Diseretnya buruh-buruh itu dalam rombongan tersangka dan diangkut dalam
tuduhan sebagai kriminal. Kali ini Polisi seperti kaki tangan perusahaan yang
marah karena aksi buruh. Pasal tindak pidana ringan ditempelkan pada tujuh
orang yang didakwa sebagai pelaku. Persisnya tanggal 6 Agustus Pengadilan
Negeri Sragen menggelar persidangan buram: 7 buruh dianggap
menghalang-halangi karyawan masuk kerja.2 Pasal 493 KUHP dijeratkan pada
mereka. Peradilan tercepat dalam sejarah dunia hukum: ditangkap tanggal 5
Agustus dan esoknya langsung disidang.
Bagaimana sidang tercepat
itu berlangsung?
Kantor pengadilan dipenuhi oleh intel dan polisi. Truk polisi
melintang dekat halaman pengadilan. Buruh yang tergabung dalam serikat
perusahaan ikut didatangkan. Perkara tindak pidana ringan yang disidang mirip
dengan kasus teroris. Penuh pengawalan dan padat pengawasan. Polisi
berseragam dan preman bersliweran. Hari itu seakan semua petugas hukum
tumplek ke pengadilan. Mirip maklumat bahwa ini persidangan serius dan
bahaya.
Hakim tunggal mengusut dan bertanya dengan lagak. Ia berusaha
mengadili buruh dengan cara pikir pengusaha. Para saksi yang diajukan oleh
polisi selalu ditanya oleh hakim: apa perusahaan rugi dengan mogok? Apa
dibenarkan buruh kontrak minta jadi pegawai tetap? Apakah demostrasi itu
sudah minta ijin perusahaan? Bagaimana mereka dihalang-halangi oleh aksi
buruh? Entah mengapa, hari itu tersangka bukan berhadapan dengan hakim tapi
penguasa hukum yang sikapnya bela perusahaan. Puncak adegan persidangan itu
adalah: tujuh tersangka disalahkan oleh hakim karena melakukan demonstrasi.
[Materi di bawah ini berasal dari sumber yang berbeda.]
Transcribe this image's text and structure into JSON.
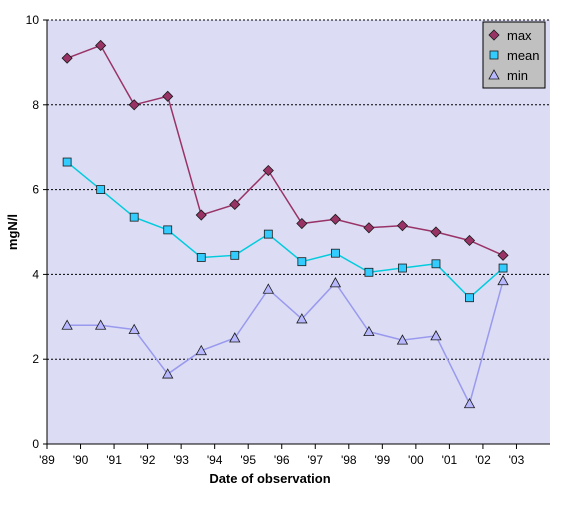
{
  "chart_data": {
    "type": "line",
    "title": "",
    "xlabel": "Date of observation",
    "ylabel": "mgN/l",
    "ylim": [
      0,
      10
    ],
    "yticks": [
      "0",
      "2",
      "4",
      "6",
      "8",
      "10"
    ],
    "xlim": [
      1989,
      2004
    ],
    "xtick_labels": [
      "'89",
      "'90",
      "'91",
      "'92",
      "'93",
      "'94",
      "'95",
      "'96",
      "'97",
      "'98",
      "'99",
      "'00",
      "'01",
      "'02",
      "'03"
    ],
    "grid": "horizontal dashed",
    "legend_position": "top-right",
    "x": [
      1989.6,
      1990.6,
      1991.6,
      1992.6,
      1993.6,
      1994.6,
      1995.6,
      1996.6,
      1997.6,
      1998.6,
      1999.6,
      2000.6,
      2001.6,
      2002.6
    ],
    "series": [
      {
        "name": "max",
        "marker": "diamond",
        "color": "#993366",
        "fill": "#993366",
        "values": [
          9.1,
          9.4,
          8.0,
          8.2,
          5.4,
          5.65,
          6.45,
          5.2,
          5.3,
          5.1,
          5.15,
          5.0,
          4.8,
          4.45
        ]
      },
      {
        "name": "mean",
        "marker": "square",
        "color": "#00ccdd",
        "fill": "#33ccff",
        "values": [
          6.65,
          6.0,
          5.35,
          5.05,
          4.4,
          4.45,
          4.95,
          4.3,
          4.5,
          4.05,
          4.15,
          4.25,
          3.45,
          4.15
        ]
      },
      {
        "name": "min",
        "marker": "triangle",
        "color": "#9999ee",
        "fill": "#b8b8ff",
        "values": [
          2.8,
          2.8,
          2.7,
          1.65,
          2.2,
          2.5,
          3.65,
          2.95,
          3.8,
          2.65,
          2.45,
          2.55,
          0.95,
          3.85
        ]
      }
    ]
  },
  "colors": {
    "plot_background": "#dcdcf5",
    "axis": "#000000",
    "grid": "#000000"
  }
}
Kata si hakim: bagaimana kalau nanti demo lalu pabrik pindah ke luar negeri.
Tidakkah warga Sragen akan rugi. Bukankah perbuatan buruh itu akan membawa
ekonomi Sragen babak-belur. Dengan garang hakim tuduh salah satu pendamping
buruh sebagai provokator yang jauh-jauh datang dari Jakarta.3 Peryataan hakim
ini lebih mirip lontaran satpam pabrik ketimbang penegak hukum. Di tangan
kualitas hakim seperti itu, vonis pidana dijatuhkan pada tujuh pembela buruh:
pidana kurungan tujuh hari dengan masa percobaan selama sebulan.
Sontak putusan itu bawa petanda. Pengadilan memang ada bersama
perusahaan. Pengadilan ternyata kawan perusahaan. Tak sekalipun perusahaan
yang ingkari hak buruh dijatuhi hukuman. Pabrik memang jadi sandaran harapan
hakim, polisi hingga disnaker. Jika tak percaya lihatlah kantor Disnaker
Sragen: megah dan mewah. Wajar jika banyak yang curiga posisi keberpihakan
Disnaker. 13 tahun perusahaan melanggar tanpa Disnaker peduli. Buruh PT DMST
bukan hanya dipotong tanganya oleh mesin melainkan juga dipangkas seluruh
haknya. Hak sebagai manusia yang punya martabat, kehormatan dan sepatutnya
dilindungi. Kontrak baru disodorkan pada buruh dengan tanggapan tunggal:
HARUS setuju. Isinya bedebah sekali: kontrak kerja hanya tiga bulan, bisa
diputus setiap saat oleh pabrik, hak berorganisasi hanya diberikan pada
serikat yang disetujui oleh perusahaan dengan gaji yang sudah ditentukan. Itu
bukan ikatan kerja yang adil tapi kontrak untuk kerja rodi. Kini buruh
memerlukan bantuan untuk membela dan memperjuangkan haknya. Bukan hanya untuk
menekan pabrik melainkan menekan pejabat siapapun yang kini berdiri di
belakang kepentingan pabrik. 13 tahun adalah waktu penjajahan yang terlampau lama
jika didiamkan saja.
Kami hanya buruh. Tapi buruh punya hati yang tak terbuat dari
baja. Kami bukan batangan mesin yang gampang untuk diganti jika rusak. Kami
manusia yang tidak hanya butuh diupah tapi juga butuh untuk diperlakukan
layaknya manusia: dilindungi, dihargai dan dijamin kebebasanya berorganisasi.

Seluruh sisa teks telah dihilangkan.